SCOTLAND has an answer to Italy’s famous Leaning Tower of Pisa – the Glenfinnan Monument in the Highlands.
The popular 60ft landmark has been confirmed as very slowly listing to one side.
The monument in the west Highlands was erected in 1812 as a memorial to the men who died in the Jacobite Rising.
The National Trust for Scotland, which manages the structure and neighbouring visitor centre, says the lean is now almost 11 inches in a north-westerly direction.
It is not as extreme as the tilt of the Leaning Tower of Pisa – indeed it is not visible to the eye – but it is proving to be a popular talking point among locals and tourists alike.
Property manager Rudy Vandecappelle said: “We’re in the height of the visitor season here at Glenfinnan, welcoming thousands of visitors from Scotland and beyond every week.
“They all love to hear the story of our leaning tower, although it’s not quite on a par with Pisa.”
The monument was designed by James Gillespie Graham and is a stopping off point for tourists on the Road to the Isles.

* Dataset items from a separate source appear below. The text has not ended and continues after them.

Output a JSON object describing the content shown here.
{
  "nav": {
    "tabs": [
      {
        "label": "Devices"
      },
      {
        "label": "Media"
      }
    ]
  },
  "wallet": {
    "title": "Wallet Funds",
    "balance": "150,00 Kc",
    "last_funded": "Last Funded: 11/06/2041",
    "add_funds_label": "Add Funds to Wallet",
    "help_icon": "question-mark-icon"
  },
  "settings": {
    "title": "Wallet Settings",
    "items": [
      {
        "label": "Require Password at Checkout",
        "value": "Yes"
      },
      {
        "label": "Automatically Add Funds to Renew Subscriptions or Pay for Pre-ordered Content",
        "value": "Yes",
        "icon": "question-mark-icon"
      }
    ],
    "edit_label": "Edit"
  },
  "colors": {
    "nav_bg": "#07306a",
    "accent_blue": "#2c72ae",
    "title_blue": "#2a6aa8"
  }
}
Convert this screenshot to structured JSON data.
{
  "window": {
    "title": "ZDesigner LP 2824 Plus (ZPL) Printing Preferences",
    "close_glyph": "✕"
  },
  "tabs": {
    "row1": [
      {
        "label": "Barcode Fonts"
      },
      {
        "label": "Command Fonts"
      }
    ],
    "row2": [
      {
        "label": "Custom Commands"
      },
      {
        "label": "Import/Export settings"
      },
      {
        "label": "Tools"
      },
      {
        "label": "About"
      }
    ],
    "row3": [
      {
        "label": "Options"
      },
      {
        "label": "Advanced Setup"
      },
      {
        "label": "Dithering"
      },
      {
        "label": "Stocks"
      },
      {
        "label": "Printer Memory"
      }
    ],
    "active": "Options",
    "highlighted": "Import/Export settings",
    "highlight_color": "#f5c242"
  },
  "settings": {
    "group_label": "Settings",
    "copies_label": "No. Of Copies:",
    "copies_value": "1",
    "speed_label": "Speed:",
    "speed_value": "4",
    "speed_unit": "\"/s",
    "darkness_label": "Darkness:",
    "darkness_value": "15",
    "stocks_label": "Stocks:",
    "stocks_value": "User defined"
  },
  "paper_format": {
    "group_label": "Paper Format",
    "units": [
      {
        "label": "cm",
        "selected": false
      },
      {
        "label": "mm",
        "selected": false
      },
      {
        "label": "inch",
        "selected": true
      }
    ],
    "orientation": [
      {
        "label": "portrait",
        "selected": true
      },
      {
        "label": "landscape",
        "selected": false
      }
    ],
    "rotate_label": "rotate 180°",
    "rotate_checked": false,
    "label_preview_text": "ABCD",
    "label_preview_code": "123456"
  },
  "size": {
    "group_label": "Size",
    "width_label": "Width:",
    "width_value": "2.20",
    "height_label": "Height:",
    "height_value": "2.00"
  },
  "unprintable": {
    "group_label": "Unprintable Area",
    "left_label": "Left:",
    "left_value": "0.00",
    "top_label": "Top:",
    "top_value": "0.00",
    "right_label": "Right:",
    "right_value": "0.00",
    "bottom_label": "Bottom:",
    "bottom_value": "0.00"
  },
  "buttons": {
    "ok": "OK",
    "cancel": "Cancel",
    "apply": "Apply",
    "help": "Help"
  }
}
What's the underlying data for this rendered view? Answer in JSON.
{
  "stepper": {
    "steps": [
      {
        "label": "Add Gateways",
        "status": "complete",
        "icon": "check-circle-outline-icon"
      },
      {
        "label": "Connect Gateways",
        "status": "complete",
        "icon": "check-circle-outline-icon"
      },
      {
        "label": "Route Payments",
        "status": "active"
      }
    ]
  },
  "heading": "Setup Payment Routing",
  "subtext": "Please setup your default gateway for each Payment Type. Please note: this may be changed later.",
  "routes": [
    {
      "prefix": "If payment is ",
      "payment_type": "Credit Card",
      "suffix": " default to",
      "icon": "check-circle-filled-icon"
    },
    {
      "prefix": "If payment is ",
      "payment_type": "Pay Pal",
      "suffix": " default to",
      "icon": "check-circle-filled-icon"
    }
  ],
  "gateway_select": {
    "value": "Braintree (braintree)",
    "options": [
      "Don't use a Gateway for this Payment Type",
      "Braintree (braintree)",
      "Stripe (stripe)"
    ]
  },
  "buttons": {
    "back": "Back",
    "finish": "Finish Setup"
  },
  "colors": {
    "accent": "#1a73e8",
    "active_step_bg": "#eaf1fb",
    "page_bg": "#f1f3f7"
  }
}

The landmark first began showing signs of listing in 1929 by leaning three inches to the east, but a survey four years later revealed a two inch swing in the opposite direction.
In 1981 the trust, which took over responsibility for the monument in 1938, reported a six inch tilt, again to the west. Now that is a lean of 10.6inches.
The changing circumstances are put down to frequent flooding of the adjacent loch and River Shiel over the years, which has helped undermine the foundations.
But the conservation charity is confident the structure is completely stable and there is little chance of the lean increasing.